By Alex Tanzi and Catarina Saraiva
Bloomberg News
The end of 2020 brought the sharpest rise in the U.S. poverty rate since the 1960s, according to a study released Monday.
Economists Bruce Meyer from the University of Chicago and James Sullivan of the University of Notre Dame found that the poverty rate increased by 2.4 percentage points during the latter half of 2020 as the U.S. continued to suffer the economic impacts of COVID-19.
That percentage-point rise is nearly double the largest annual increase in poverty since the 1960s. This means an additional 8 million people nationwide are now considered poor. Moreover, the poverty rate for Black Americans is estimated to have jumped by 5.4 percentage points, or by 2.4 million individuals.
The scholars’ findings put the rate at 11.8% in December. While poverty is down from readings of more than 15% a decade earlier, the new estimates suggest that the annual Census Bureau tally due in September will be higher than the last official, pre-pandemic level of 10.5% in 2019.

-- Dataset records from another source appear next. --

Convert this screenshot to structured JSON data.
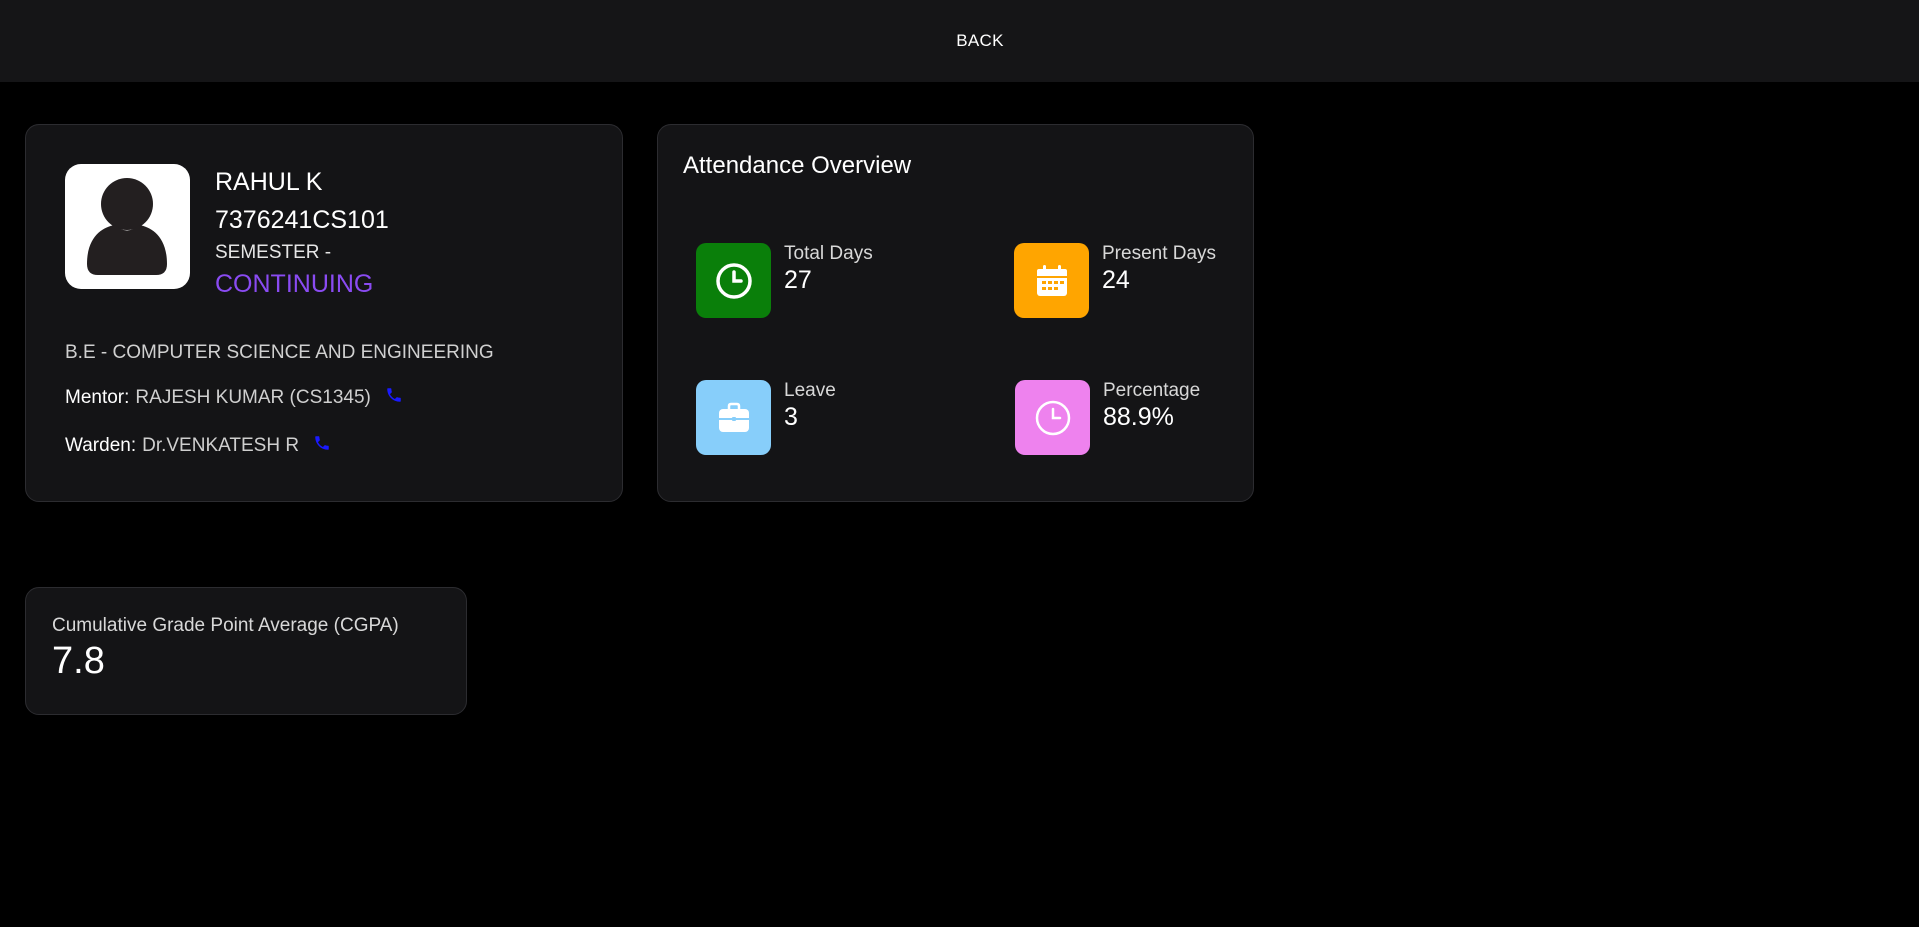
{
  "topbar": {
    "back_label": "BACK"
  },
  "profile": {
    "name": "RAHUL K",
    "roll_no": "7376241CS101",
    "semester_label": "SEMESTER -",
    "semester_status": "CONTINUING",
    "department": "B.E - COMPUTER SCIENCE AND ENGINEERING",
    "mentor_label": "Mentor:",
    "mentor_value": "RAJESH KUMAR (CS1345)",
    "warden_label": "Warden:",
    "warden_value": "Dr.VENKATESH R",
    "avatar_icon": "user-avatar-icon",
    "phone_icon": "phone-icon",
    "status_color": "#8a4bf2",
    "phone_color": "#1a1aff"
  },
  "attendance": {
    "title": "Attendance Overview",
    "stats": [
      {
        "label": "Total Days",
        "value": "27",
        "icon": "clock-icon",
        "color": "#0a7f0a"
      },
      {
        "label": "Present Days",
        "value": "24",
        "icon": "calendar-icon",
        "color": "#ffa500"
      },
      {
        "label": "Leave",
        "value": "3",
        "icon": "briefcase-icon",
        "color": "#87cefa"
      },
      {
        "label": "Percentage",
        "value": "88.9%",
        "icon": "clock-icon",
        "color": "#ee82ee"
      }
    ]
  },
  "cgpa": {
    "label": "Cumulative Grade Point Average (CGPA)",
    "value": "7.8"
  }
}
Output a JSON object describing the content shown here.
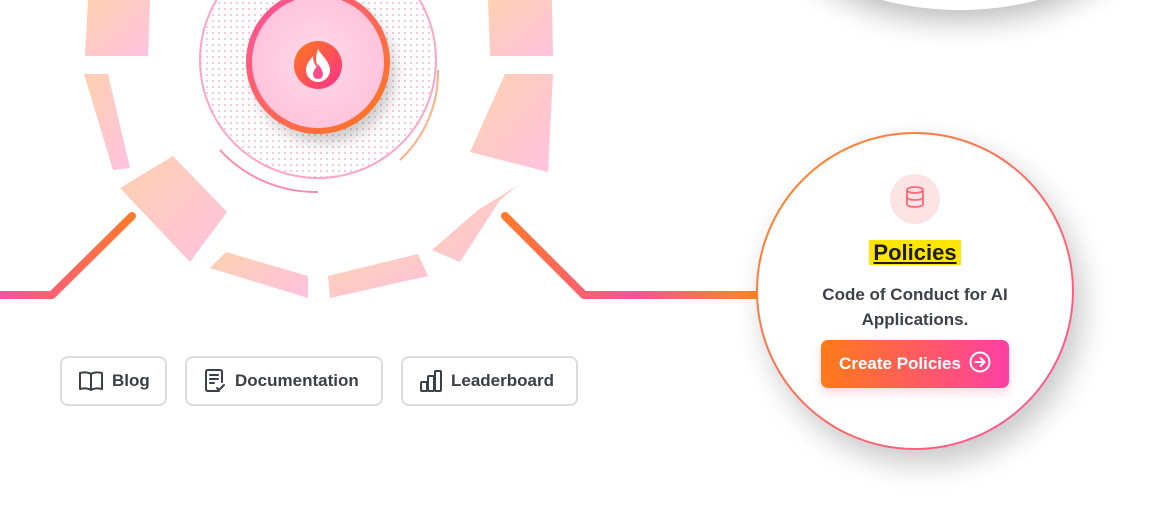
{
  "nav": {
    "blog_label": "Blog",
    "docs_label": "Documentation",
    "leaderboard_label": "Leaderboard"
  },
  "policy_card": {
    "title": "Policies",
    "description": "Code of Conduct for AI Applications.",
    "button_label": "Create Policies",
    "icon": "database-icon",
    "button_icon": "arrow-right-circle-icon"
  },
  "center_logo": {
    "icon": "flame-icon"
  },
  "colors": {
    "gradient_start": "#ff7a18",
    "gradient_end": "#ff3fa4",
    "highlight": "#ffe500",
    "text_dark": "#3d4149",
    "button_border": "#dcdcdc"
  }
}
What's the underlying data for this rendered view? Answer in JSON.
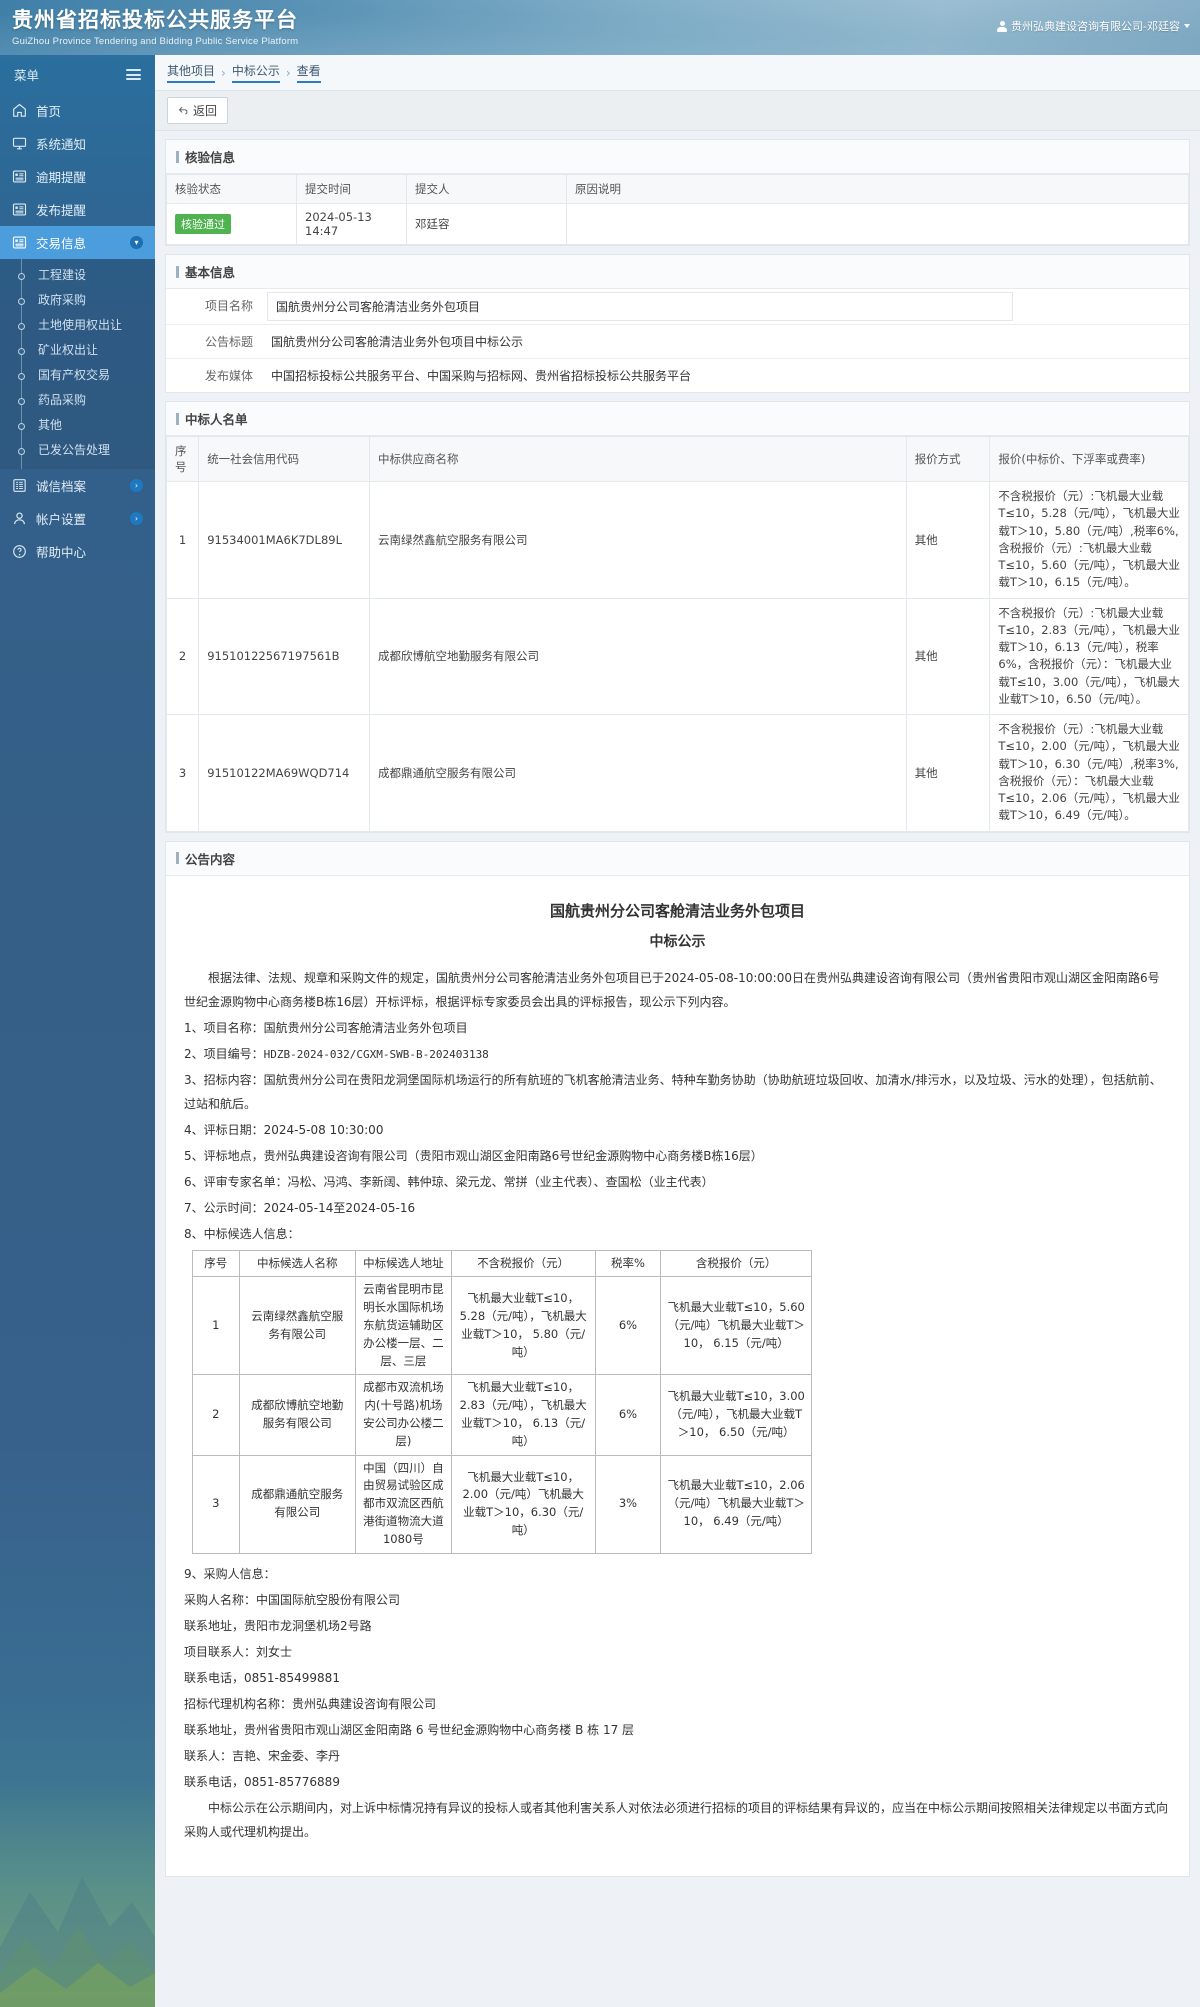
{
  "header": {
    "title_cn": "贵州省招标投标公共服务平台",
    "title_en": "GuiZhou Province Tendering and Bidding Public Service Platform",
    "user": "贵州弘典建设咨询有限公司-邓廷容"
  },
  "sidebar": {
    "menu_label": "菜单",
    "items": [
      {
        "label": "首页",
        "icon": "home-icon",
        "active": false
      },
      {
        "label": "系统通知",
        "icon": "monitor-icon",
        "active": false
      },
      {
        "label": "逾期提醒",
        "icon": "list-icon",
        "active": false
      },
      {
        "label": "发布提醒",
        "icon": "list-icon",
        "active": false
      },
      {
        "label": "交易信息",
        "icon": "list-icon",
        "active": true
      }
    ],
    "sub_items": [
      {
        "label": "工程建设"
      },
      {
        "label": "政府采购"
      },
      {
        "label": "土地使用权出让"
      },
      {
        "label": "矿业权出让"
      },
      {
        "label": "国有产权交易"
      },
      {
        "label": "药品采购"
      },
      {
        "label": "其他"
      },
      {
        "label": "已发公告处理"
      }
    ],
    "items_bottom": [
      {
        "label": "诚信档案",
        "icon": "archive-icon"
      },
      {
        "label": "帐户设置",
        "icon": "user-icon"
      },
      {
        "label": "帮助中心",
        "icon": "help-icon"
      }
    ]
  },
  "breadcrumb": {
    "item1": "其他项目",
    "sep1": "›",
    "item2": "中标公示",
    "sep2": "›",
    "item3": "查看"
  },
  "toolbar": {
    "back_label": "返回"
  },
  "verify": {
    "panel_title": "核验信息",
    "headers": [
      "核验状态",
      "提交时间",
      "提交人",
      "原因说明"
    ],
    "row": {
      "status": "核验通过",
      "time": "2024-05-13 14:47",
      "person": "邓廷容",
      "reason": ""
    }
  },
  "basic": {
    "panel_title": "基本信息",
    "rows": [
      {
        "label": "项目名称",
        "value": "国航贵州分公司客舱清洁业务外包项目",
        "boxed": true
      },
      {
        "label": "公告标题",
        "value": "国航贵州分公司客舱清洁业务外包项目中标公示",
        "boxed": false
      },
      {
        "label": "发布媒体",
        "value": "中国招标投标公共服务平台、中国采购与招标网、贵州省招标投标公共服务平台",
        "boxed": false
      }
    ]
  },
  "winners": {
    "panel_title": "中标人名单",
    "headers": [
      "序号",
      "统一社会信用代码",
      "中标供应商名称",
      "报价方式",
      "报价(中标价、下浮率或费率)"
    ],
    "rows": [
      {
        "no": "1",
        "code": "91534001MA6K7DL89L",
        "name": "云南绿然鑫航空服务有限公司",
        "method": "其他",
        "price": "不含税报价（元）:飞机最大业载T≤10，5.28（元/吨），飞机最大业载T＞10，5.80（元/吨）,税率6%,含税报价（元）:飞机最大业载T≤10，5.60（元/吨），飞机最大业载T＞10，6.15（元/吨）。"
      },
      {
        "no": "2",
        "code": "91510122567197561B",
        "name": "成都欣博航空地勤服务有限公司",
        "method": "其他",
        "price": "不含税报价（元）:飞机最大业载T≤10，2.83（元/吨），飞机最大业载T＞10，6.13（元/吨），税率6%，含税报价（元）：飞机最大业载T≤10，3.00（元/吨），飞机最大业载T＞10，6.50（元/吨）。"
      },
      {
        "no": "3",
        "code": "91510122MA69WQD714",
        "name": "成都鼎通航空服务有限公司",
        "method": "其他",
        "price": "不含税报价（元）:飞机最大业载T≤10，2.00（元/吨），飞机最大业载T＞10，6.30（元/吨）,税率3%,含税报价（元）：飞机最大业载T≤10，2.06（元/吨），飞机最大业载T＞10，6.49（元/吨）。"
      }
    ]
  },
  "announcement": {
    "panel_title": "公告内容",
    "title": "国航贵州分公司客舱清洁业务外包项目",
    "subtitle": "中标公示",
    "intro": "根据法律、法规、规章和采购文件的规定，国航贵州分公司客舱清洁业务外包项目已于2024-05-08-10:00:00日在贵州弘典建设咨询有限公司（贵州省贵阳市观山湖区金阳南路6号世纪金源购物中心商务楼B栋16层）开标评标，根据评标专家委员会出具的评标报告，现公示下列内容。",
    "line1": "1、项目名称：国航贵州分公司客舱清洁业务外包项目",
    "line2_label": "2、项目编号：",
    "line2_value": "HDZB-2024-032/CGXM-SWB-B-202403138",
    "line3": "3、招标内容：国航贵州分公司在贵阳龙洞堡国际机场运行的所有航班的飞机客舱清洁业务、特种车勤务协助（协助航班垃圾回收、加清水/排污水，以及垃圾、污水的处理），包括航前、过站和航后。",
    "line4": "4、评标日期：2024-5-08   10:30:00",
    "line5": "5、评标地点，贵州弘典建设咨询有限公司（贵阳市观山湖区金阳南路6号世纪金源购物中心商务楼B栋16层）",
    "line6": "6、评审专家名单：冯松、冯鸿、李新阔、韩仲琼、梁元龙、常拼（业主代表）、查国松（业主代表）",
    "line7": "7、公示时间：2024-05-14至2024-05-16",
    "line8": "8、中标候选人信息：",
    "line9": "9、采购人信息：",
    "buyer_name": "采购人名称：中国国际航空股份有限公司",
    "buyer_addr": "联系地址，贵阳市龙洞堡机场2号路",
    "buyer_contact": "项目联系人：刘女士",
    "buyer_phone": "联系电话，0851-85499881",
    "agent_name": "招标代理机构名称：贵州弘典建设咨询有限公司",
    "agent_addr": "联系地址，贵州省贵阳市观山湖区金阳南路 6 号世纪金源购物中心商务楼 B 栋 17 层",
    "agent_contact": "联系人：吉艳、宋金委、李丹",
    "agent_phone": "联系电话，0851-85776889",
    "footer": "中标公示在公示期间内，对上诉中标情况持有异议的投标人或者其他利害关系人对依法必须进行招标的项目的评标结果有异议的，应当在中标公示期间按照相关法律规定以书面方式向采购人或代理机构提出。",
    "candidate_table": {
      "headers": [
        "序号",
        "中标候选人名称",
        "中标候选人地址",
        "不含税报价（元）",
        "税率%",
        "含税报价（元）"
      ],
      "rows": [
        {
          "no": "1",
          "name": "云南绿然鑫航空服务有限公司",
          "addr": "云南省昆明市昆明长水国际机场东航货运辅助区办公楼一层、二层、三层",
          "price_excl": "飞机最大业载T≤10，5.28（元/吨），飞机最大业载T＞10， 5.80（元/吨）",
          "tax": "6%",
          "price_incl": "飞机最大业载T≤10，5.60（元/吨）飞机最大业载T＞10， 6.15（元/吨）"
        },
        {
          "no": "2",
          "name": "成都欣博航空地勤服务有限公司",
          "addr": "成都市双流机场内(十号路)机场安公司办公楼二层)",
          "price_excl": "飞机最大业载T≤10，2.83（元/吨），飞机最大业载T＞10， 6.13（元/吨）",
          "tax": "6%",
          "price_incl": "飞机最大业载T≤10，3.00（元/吨），飞机最大业载T＞10， 6.50（元/吨）"
        },
        {
          "no": "3",
          "name": "成都鼎通航空服务有限公司",
          "addr": "中国（四川）自由贸易试验区成都市双流区西航港街道物流大道1080号",
          "price_excl": "飞机最大业载T≤10，2.00（元/吨）飞机最大业载T＞10，6.30（元/吨）",
          "tax": "3%",
          "price_incl": "飞机最大业载T≤10，2.06（元/吨）飞机最大业载T＞10， 6.49（元/吨）"
        }
      ]
    }
  }
}
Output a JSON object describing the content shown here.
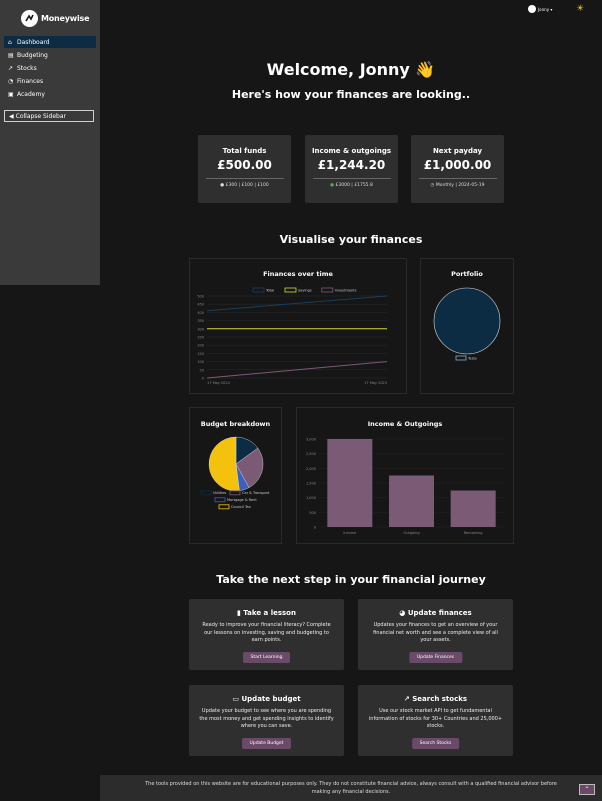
{
  "brand": {
    "name": "Moneywise"
  },
  "sidebar": {
    "items": [
      {
        "label": "Dashboard",
        "icon": "home-icon"
      },
      {
        "label": "Budgeting",
        "icon": "budget-icon"
      },
      {
        "label": "Stocks",
        "icon": "stocks-icon"
      },
      {
        "label": "Finances",
        "icon": "finances-icon"
      },
      {
        "label": "Academy",
        "icon": "academy-icon"
      }
    ],
    "collapse_label": "Collapse Sidebar"
  },
  "user": {
    "name": "Jonny ▾"
  },
  "header": {
    "welcome": "Welcome, Jonny 👋",
    "subtitle": "Here's how your finances are looking.."
  },
  "stats": [
    {
      "title": "Total funds",
      "value": "£500.00",
      "sub": "£300 | £100 | £100"
    },
    {
      "title": "Income & outgoings",
      "value": "£1,244.20",
      "sub": "£3000 | £1755.8"
    },
    {
      "title": "Next payday",
      "value": "£1,000.00",
      "sub": "Monthly | 2024-05-19"
    }
  ],
  "visualise_title": "Visualise your finances",
  "chart_data": [
    {
      "type": "line",
      "title": "Finances over time",
      "x": [
        "17 May 2024",
        "17 May 2024"
      ],
      "series": [
        {
          "name": "Total",
          "values": [
            410,
            500
          ],
          "color": "#1a3f5c"
        },
        {
          "name": "Savings",
          "values": [
            300,
            300
          ],
          "color": "#cddc39"
        },
        {
          "name": "Investments",
          "values": [
            0,
            100
          ],
          "color": "#7b5a76"
        }
      ],
      "yticks": [
        0,
        50,
        100,
        150,
        200,
        250,
        300,
        350,
        400,
        450,
        500
      ],
      "ylim": [
        0,
        500
      ]
    },
    {
      "type": "pie",
      "title": "Portfolio",
      "labels": [
        "Tesla"
      ],
      "values": [
        100
      ],
      "colors": [
        "#0b2c42"
      ]
    },
    {
      "type": "pie",
      "title": "Budget breakdown",
      "labels": [
        "Utilities",
        "Car & Transport",
        "Mortgage & Rent",
        "Council Tax"
      ],
      "values": [
        15,
        27,
        6,
        52
      ],
      "colors": [
        "#0b2c42",
        "#7b5a76",
        "#3a60c0",
        "#f4c20d"
      ]
    },
    {
      "type": "bar",
      "title": "Income & Outgoings",
      "categories": [
        "Income",
        "Outgoing",
        "Remaining"
      ],
      "values": [
        3000,
        1755.8,
        1244.2
      ],
      "yticks": [
        0,
        500,
        1000,
        1500,
        2000,
        2500,
        3000
      ],
      "ytick_labels": [
        "0",
        "500",
        "1,000",
        "1,500",
        "2,000",
        "2,500",
        "3,000"
      ],
      "ylim": [
        0,
        3000
      ],
      "color": "#7b5a76"
    }
  ],
  "next_step_title": "Take the next step in your financial journey",
  "actions": [
    {
      "title": "Take a lesson",
      "icon": "book-icon",
      "desc": "Ready to improve your financial literacy? Complete our lessons on investing, saving and budgeting to earn points.",
      "button": "Start Learning"
    },
    {
      "title": "Update finances",
      "icon": "pie-icon",
      "desc": "Updates your finances to get an overview of your financial net worth and see a complete view of all your assets.",
      "button": "Update Finances"
    },
    {
      "title": "Update budget",
      "icon": "wallet-icon",
      "desc": "Update your budget to see where you are spending the most money and get spending insights to identify where you can save.",
      "button": "Update Budget"
    },
    {
      "title": "Search stocks",
      "icon": "chart-icon",
      "desc": "Use our stock market API to get fundamental information of stocks for 30+ Countries and 25,000+ stocks.",
      "button": "Search Stocks"
    }
  ],
  "footer": {
    "text": "The tools provided on this website are for educational purposes only. They do not constitute financial advice, always consult with a qualified financial advisor before making any financial decisions."
  }
}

Black Americans were more than twice as likely to be poor than their white counterparts in December — an improvement from the summer months when they were nearly three times more apt to live in poverty — but an increase from before the pandemic, when the differential was under two.
Despite improvements in the overall poverty rate since the middle of the 20th century, Black Americans had been about three times as likely to be poor as white Americans for most of the past 60 years. The gap started to narrow after the financial crisis, during the longest economic expansion in history.
These December poverty estimates are based on survey data collected late in the month after some government relief measures expired. The researchers found that the stimulus checks the federal government issued in the spring helped forestall the poverty rate from rising even faster.
In late December, $900 billion in additional federal relief aid was passed, and President Joe Biden is asking Congress for an additional $1.9 trillion in stimulus.